Anggota DPR: Komnas HAM Butuh "penyegaran" Paradigma untuk Lindungi PMI

Persoalan yang dihadapi PMI ibarat fenomena gunung es

Jumat , 30 Sep 2022, 10:30 WIB
Komisi Nasional Hak Asasi Manusia (Komnas HAM) membutuhkan penyegaran paradigma khususnya dalam upaya perlindungan pekerja migran Indonesia (PMI) yang selama ini belum maksimal dilakukan negara.
Foto: istimewa
Komisi Nasional Hak Asasi Manusia (Komnas HAM) membutuhkan penyegaran paradigma khususnya dalam upaya perlindungan pekerja migran Indonesia (PMI) yang selama ini belum maksimal dilakukan negara.

REPUBLIKA.CO.ID, JAKARTA--Komisi Nasional Hak Asasi Manusia (Komnas HAM) membutuhkan penyegaran paradigma khususnya dalam upaya perlindungan pekerja migran Indonesia (PMI) yang selama ini belum maksimal dilakukan negara.

Hal itu dikatakan anggota Komisi III DPR RI Didik Mukrianto dalam uji kelayakan dan kepatutan calon anggota Komnas HAM periode 2022-2027 di Kompleks Parlemen, Jakarta, Jumat (30/9/2022).

Baca Juga

Didik menjelaskan dalam konteks kejahatan transnasional, buruh migran belum mendapatkan perlindungan yang maksimal. Sementara itu menurut dia, penindakan untuk pengentasan tindak pidana perdagangan orang (TPPO) masih bersifat parsial sehingga keberpihakan terhadap perlindungan buruh migran belum maksimal. "Padahal penindakan bukan ujung dari perlindungan buruh migran kita," ujarnya.

Menurut dia, persoalan yang dihadapi PMI ibarat fenomena gunung es yang memerlukan perhatian besar bangsa Indonesia untuk menghadirkan perlindungan bagi para buruh migran.
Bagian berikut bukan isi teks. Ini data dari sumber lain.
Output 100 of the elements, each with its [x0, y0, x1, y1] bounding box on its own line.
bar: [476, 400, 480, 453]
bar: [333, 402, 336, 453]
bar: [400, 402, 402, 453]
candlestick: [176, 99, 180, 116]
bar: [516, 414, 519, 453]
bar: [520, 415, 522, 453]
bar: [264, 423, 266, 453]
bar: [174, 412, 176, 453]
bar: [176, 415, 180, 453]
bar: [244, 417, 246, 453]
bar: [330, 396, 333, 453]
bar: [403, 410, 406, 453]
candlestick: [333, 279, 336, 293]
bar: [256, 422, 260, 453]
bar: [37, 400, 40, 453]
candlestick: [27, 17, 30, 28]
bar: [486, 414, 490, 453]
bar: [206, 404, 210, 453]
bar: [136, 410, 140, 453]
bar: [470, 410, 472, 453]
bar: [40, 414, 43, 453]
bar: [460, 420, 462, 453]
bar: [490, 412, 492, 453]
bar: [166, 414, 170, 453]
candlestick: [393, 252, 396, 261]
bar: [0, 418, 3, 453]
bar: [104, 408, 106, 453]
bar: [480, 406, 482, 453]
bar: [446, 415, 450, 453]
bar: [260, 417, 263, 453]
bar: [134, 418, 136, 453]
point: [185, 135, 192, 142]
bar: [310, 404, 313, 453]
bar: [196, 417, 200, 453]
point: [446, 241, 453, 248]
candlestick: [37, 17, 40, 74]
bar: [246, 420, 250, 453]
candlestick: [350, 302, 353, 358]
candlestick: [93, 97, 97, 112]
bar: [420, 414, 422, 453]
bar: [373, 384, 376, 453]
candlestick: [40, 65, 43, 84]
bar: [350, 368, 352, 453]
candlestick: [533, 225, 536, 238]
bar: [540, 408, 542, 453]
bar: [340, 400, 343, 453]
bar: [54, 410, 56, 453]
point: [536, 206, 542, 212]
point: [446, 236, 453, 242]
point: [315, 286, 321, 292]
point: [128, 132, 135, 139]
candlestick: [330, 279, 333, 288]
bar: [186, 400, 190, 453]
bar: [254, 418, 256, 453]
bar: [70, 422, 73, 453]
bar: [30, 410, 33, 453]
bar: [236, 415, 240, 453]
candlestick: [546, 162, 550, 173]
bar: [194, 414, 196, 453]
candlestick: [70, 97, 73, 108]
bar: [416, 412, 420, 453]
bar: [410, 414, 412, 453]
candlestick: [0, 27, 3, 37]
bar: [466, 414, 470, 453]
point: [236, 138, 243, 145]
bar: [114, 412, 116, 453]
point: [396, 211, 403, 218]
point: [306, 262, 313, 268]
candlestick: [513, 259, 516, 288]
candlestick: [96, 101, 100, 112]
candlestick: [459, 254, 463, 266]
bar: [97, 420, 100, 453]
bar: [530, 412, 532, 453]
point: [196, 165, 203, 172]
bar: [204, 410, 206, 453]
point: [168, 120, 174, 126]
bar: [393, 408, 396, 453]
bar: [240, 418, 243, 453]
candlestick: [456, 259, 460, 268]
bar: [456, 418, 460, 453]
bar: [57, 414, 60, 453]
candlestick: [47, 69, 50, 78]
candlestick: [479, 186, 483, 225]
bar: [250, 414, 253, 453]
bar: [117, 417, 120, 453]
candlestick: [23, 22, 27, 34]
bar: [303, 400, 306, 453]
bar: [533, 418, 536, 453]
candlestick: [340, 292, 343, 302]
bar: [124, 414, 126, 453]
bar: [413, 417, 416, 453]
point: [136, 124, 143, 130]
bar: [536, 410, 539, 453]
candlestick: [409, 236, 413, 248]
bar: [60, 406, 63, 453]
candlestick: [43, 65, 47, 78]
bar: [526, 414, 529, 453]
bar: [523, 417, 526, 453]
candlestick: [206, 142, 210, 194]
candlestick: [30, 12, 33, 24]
Karena itu harus dipastikan perlindungan HAM dan kehadiran negara untuk melindungi buruh migran kita.

Anggota Komisi III DPR RI Cucun Ahmad Sjamsurijal menilai selama ini Komnas HAM kurang memperbaharui data terkait konflik agraria yang dihadapi masyarakat.

Hal itu menurut dia, menyebabkan Komisi III DPR "turun tangan" mengatasi persoalan tersebut, padahal seharusnya Komnas HAM juga ikut berperan. "Ketika mengawal advokasi suatu kasus, sejauh mana integriti Komnas HAM. Banyak konflik agraria yang disebut penanganannya lemah dan lembek," katanya.

Sebelumnya, Komisi III DPR menggelar uji kelayakan dan kepatutan terhadap 14 calon anggota Komnas HAM periode 2022-2027 pada Jumat (30/9/2022) dan Senin (3/10/2022).

Pada Jumat (30/9/2022), ada 12 calon anggota Komnas HAM yang menjalani uji kelayakan yaitu Abdul Haris Semendawai, Amiruddin, Anis Hidayah, Antonio Pandjasto Hardojo, Atnike Nova Sigiro, Beka Ulung Hapsara, Chrisbiantoro, Hari Kurniawan, Prabianto Mukti Wibowo, Pramono Ubaid Tanthowi, Putu Elvina, dan Rita Serena Kalibonso.

Sementara itu pada Senin (3/10/2022), ada dua calon anggota Komnas HAM yang menjalani uji kelayakan yaitu Saurlin P. Siagian dan Uli Parulian Sihombing. Proses pemilihan calon anggota Komnas HAM akan dilaksanakan setelah proses uji kelayakan selesai dilakukan yaitu Senin (3/10/2022).